After Toobin’s presentation, Bernstein chimed in: “The Affordable Care Act is a historic piece of legislation ,and it will survive…. Exactly how it will survive, we can talk about.” He went on to say that “there are parts of the act, however, that are subject to serious challenges,” including questions about “how it will be paid for.”
Bernstein continued: “It’s real… the hellish consequences of the expiration of the Bush tax cuts… the debt ceiling limit… and it is entirely likely that the challenge is serious and will probably be upheld.” After a pause, he said, “That would mean instead of universal coverage… we are back to the equation in which poor and poorer people will continue to overburden the medical system.” Alluding to concerns about potential cuts to end-of-life care and fear of so-called “death panels,” Bernstein said: “We have to come up with some kind of ‘triage.’ Medicare is unsustainable without aggressive, costly intervention.”
As we were leaving, I asked Bernstein, who is 68, about the “end-of-life” panel issue.

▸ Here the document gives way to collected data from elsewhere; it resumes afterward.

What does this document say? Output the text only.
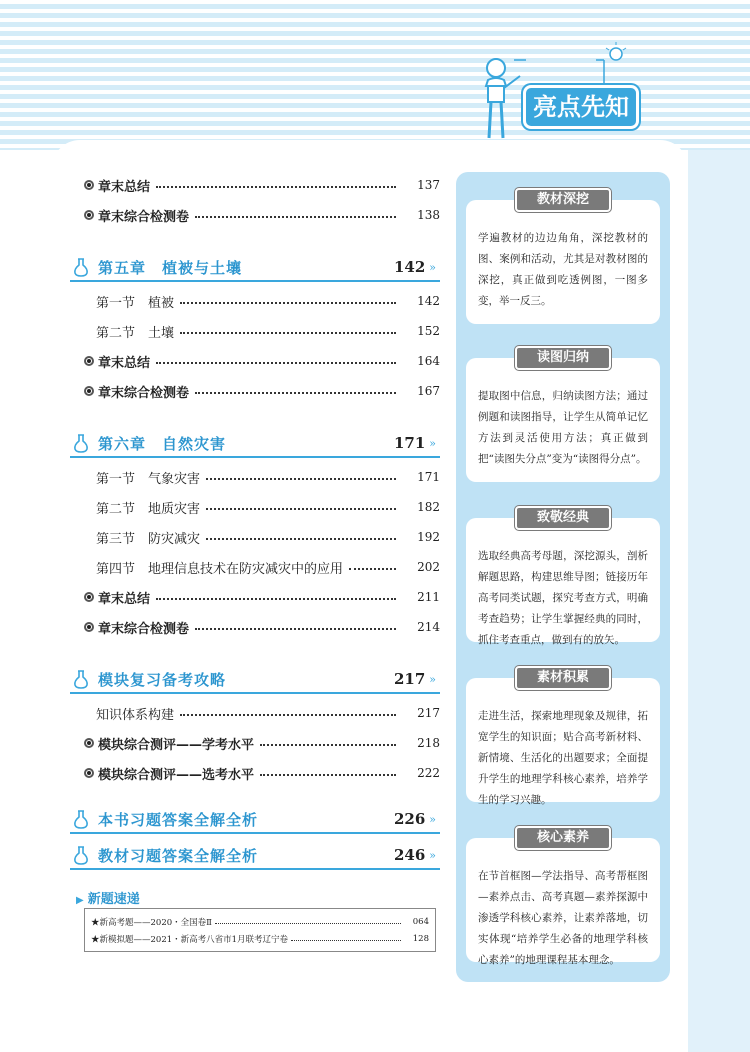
亮点先知
章末总结	137
章末综合检测卷	138
第五章　植被与土壤	142 »
第一节　植被	142
第二节　土壤	152
章末总结	164
章末综合检测卷	167
第六章　自然灾害	171 »
第一节　气象灾害	171
第二节　地质灾害	182
第三节　防灾减灾	192
第四节　地理信息技术在防灾减灾中的应用	202
章末总结	211
章末综合检测卷	214
模块复习备考攻略	217 »
知识体系构建	217
模块综合测评——学考水平	218
模块综合测评——选考水平	222
本书习题答案全解全析	226 »
教材习题答案全解全析	246 »
▶ 新题速递
★新高考题——2020・全国卷Ⅱ	064
★新模拟题——2021・新高考八省市1月联考辽宁卷	128
教材深挖
学遍教材的边边角角，深挖教材的图、案例和活动，尤其是对教材图的深挖，真正做到吃透例图，一图多变，举一反三。
读图归纳
提取图中信息，归纳读图方法；通过例题和读图指导，让学生从简单记忆方法到灵活使用方法；真正做到把“读图失分点”变为“读图得分点”。
致敬经典
选取经典高考母题，深挖源头，剖析解题思路，构建思维导图；链接历年高考同类试题，探究考查方式，明确考查趋势；让学生掌握经典的同时，抓住考查重点，做到有的放矢。
素材积累
走进生活，探索地理现象及规律，拓宽学生的知识面；贴合高考新材料、新情境、生活化的出题要求；全面提升学生的地理学科核心素养，培养学生的学习兴趣。
核心素养
在节首框图—学法指导、高考帮框图—素养点击、高考真题—素养探源中渗透学科核心素养，让素养落地，切实体现“培养学生必备的地理学科核心素养”的地理课程基本理念。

He replied soberly, “Yes, it is a concern.” In the elevator, I met an elegantly dressed senior citizen who snapped, “Who the hell is going to second-guess how long I have to live?”

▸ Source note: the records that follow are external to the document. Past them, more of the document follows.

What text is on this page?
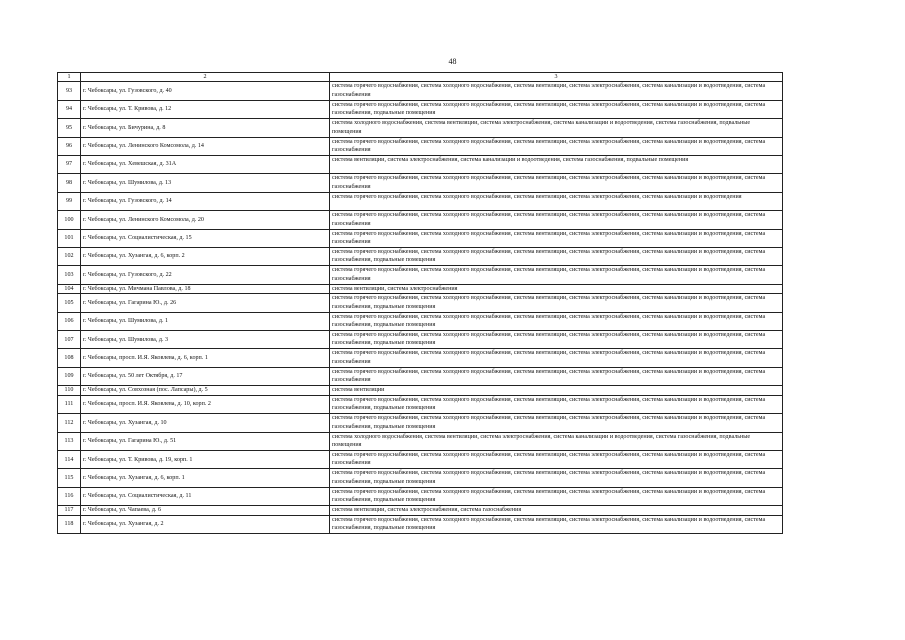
48
1	2	3
93	г. Чебоксары, ул. Гузовского, д. 40	система горячего водоснабжения, система холодного водоснабжения, система вентиляции, система электроснабжения, система канализации и водоотведения, система газоснабжения
94	г. Чебоксары, ул. Т. Кривова, д. 12	система горячего водоснабжения, система холодного водоснабжения, система вентиляции, система электроснабжения, система канализации и водоотведения, система газоснабжения, подвальные помещения
95	г. Чебоксары, ул. Бичурина, д. 8	система холодного водоснабжения, система вентиляции, система электроснабжения, система канализации и водоотведения, система газоснабжения, подвальные помещения
96	г. Чебоксары, ул. Ленинского Комсомола, д. 14	система горячего водоснабжения, система холодного водоснабжения, система вентиляции, система электроснабжения, система канализации и водоотведения, система газоснабжения
97	г. Чебоксары, ул. Хевешская, д. 31А	система вентиляции, система электроснабжения, система канализации и водоотведения, система газоснабжения, подвальные помещения
98	г. Чебоксары, ул. Шумилова, д. 13	система горячего водоснабжения, система холодного водоснабжения, система вентиляции, система электроснабжения, система канализации и водоотведения, система газоснабжения
99	г. Чебоксары, ул. Гузовского, д. 14	система горячего водоснабжения, система холодного водоснабжения, система вентиляции, система электроснабжения, система канализации и водоотведения
100	г. Чебоксары, ул. Ленинского Комсомола, д. 20	система горячего водоснабжения, система холодного водоснабжения, система вентиляции, система электроснабжения, система канализации и водоотведения, система газоснабжения
101	г. Чебоксары, ул. Социалистическая, д. 15	система горячего водоснабжения, система холодного водоснабжения, система вентиляции, система электроснабжения, система канализации и водоотведения, система газоснабжения
102	г. Чебоксары, ул. Хузангая, д. 6, корп. 2	система горячего водоснабжения, система холодного водоснабжения, система вентиляции, система электроснабжения, система канализации и водоотведения, система газоснабжения, подвальные помещения
103	г. Чебоксары, ул. Гузовского, д. 22	система горячего водоснабжения, система холодного водоснабжения, система вентиляции, система электроснабжения, система канализации и водоотведения, система газоснабжения
104	г. Чебоксары, ул. Мичмана Павлова, д. 18	система вентиляции, система электроснабжения
105	г. Чебоксары, ул. Гагарина Ю., д. 26	система горячего водоснабжения, система холодного водоснабжения, система вентиляции, система электроснабжения, система канализации и водоотведения, система газоснабжения, подвальные помещения
106	г. Чебоксары, ул. Шумилова, д. 1	система горячего водоснабжения, система холодного водоснабжения, система вентиляции, система электроснабжения, система канализации и водоотведения, система газоснабжения, подвальные помещения
107	г. Чебоксары, ул. Шумилова, д. 3	система горячего водоснабжения, система холодного водоснабжения, система вентиляции, система электроснабжения, система канализации и водоотведения, система газоснабжения, подвальные помещения
108	г. Чебоксары, просп. И.Я. Яковлева, д. 6, корп. 1	система горячего водоснабжения, система холодного водоснабжения, система вентиляции, система электроснабжения, система канализации и водоотведения, система газоснабжения
109	г. Чебоксары, ул. 50 лет Октября, д. 17	система горячего водоснабжения, система холодного водоснабжения, система вентиляции, система электроснабжения, система канализации и водоотведения, система газоснабжения
110	г. Чебоксары, ул. Совхозная (пос. Лапсары), д. 5	система вентиляции
111	г. Чебоксары, просп. И.Я. Яковлева, д. 10, корп. 2	система горячего водоснабжения, система холодного водоснабжения, система вентиляции, система электроснабжения, система канализации и водоотведения, система газоснабжения, подвальные помещения
112	г. Чебоксары, ул. Хузангая, д. 10	система горячего водоснабжения, система холодного водоснабжения, система вентиляции, система электроснабжения, система канализации и водоотведения, система газоснабжения, подвальные помещения
113	г. Чебоксары, ул. Гагарина Ю., д. 51	система холодного водоснабжения, система вентиляции, система электроснабжения, система канализации и водоотведения, система газоснабжения, подвальные помещения
114	г. Чебоксары, ул. Т. Кривова, д. 19, корп. 1	система горячего водоснабжения, система холодного водоснабжения, система вентиляции, система электроснабжения, система канализации и водоотведения, система газоснабжения
115	г. Чебоксары, ул. Хузангая, д. 6, корп. 1	система горячего водоснабжения, система холодного водоснабжения, система вентиляции, система электроснабжения, система канализации и водоотведения, система газоснабжения, подвальные помещения
116	г. Чебоксары, ул. Социалистическая, д. 11	система горячего водоснабжения, система холодного водоснабжения, система вентиляции, система электроснабжения, система канализации и водоотведения, система газоснабжения, подвальные помещения
117	г. Чебоксары, ул. Чапаева, д. 6	система вентиляции, система электроснабжения, система газоснабжения
118	г. Чебоксары, ул. Хузангая, д. 2	система горячего водоснабжения, система холодного водоснабжения, система вентиляции, система электроснабжения, система канализации и водоотведения, система газоснабжения, подвальные помещения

A Yiddish Discovery During Bastille Day Celebration in New York
Following a July 15 Bastille Day reception held in Le Skyroom of the French Institute Alliance Francaise, I wended my way through the street festival, celebrating “The Best of France in New York.” Tempting booths displaying French cheeses, wines, souvenirs and cultural exhibits lined East 60th Street between Fifth and Lexington avenues. The “L’Union Alsacienne of New York and the Friends of Alsace in America” booth caught my attention. Browsing through the spring-summer 2012 edition of their journal, I spotted a photo of the Marx brothers under the following heading: “The Amish and Yiddish”!
A caption explained: “At the beginning of your march to the West, America needed farmers to farm Pennsylvania and Ohio…. Alsace sent you the Amish, close to 400,000 Alsatian-speakers in Northern America. You needed diversity, we gave you Yiddish, which was born in the Rhine Valley. The USA needed the first greatest blockbuster film, and Alsace gave you William Wyler (born Weiler in Mulhouse), who directed the first ‘Ben Hur’…and The Marx Brothers, who were members of L’Union Alsacienne.” Also touted was Alsace-born illustrator Tomi Ungerer, whom I met in New York last year. Though Ungerer himself is not Jewish, he told me that his humor is. Sanguine about the history of the Jews in Alsace, he said: “During the French Revolution, 80% of the Jews of France lived in Alsace and were very prominent…. There are eight synagogues in Strasbourg.” I also remember reading that the beloved shtetl dish cholent — a mixture of meat, beans and potatoes that was often brought to the local baker to cook overnight in his oven from Friday to the Sabbath — had its origin in the French word chaleur, meaning “heat.”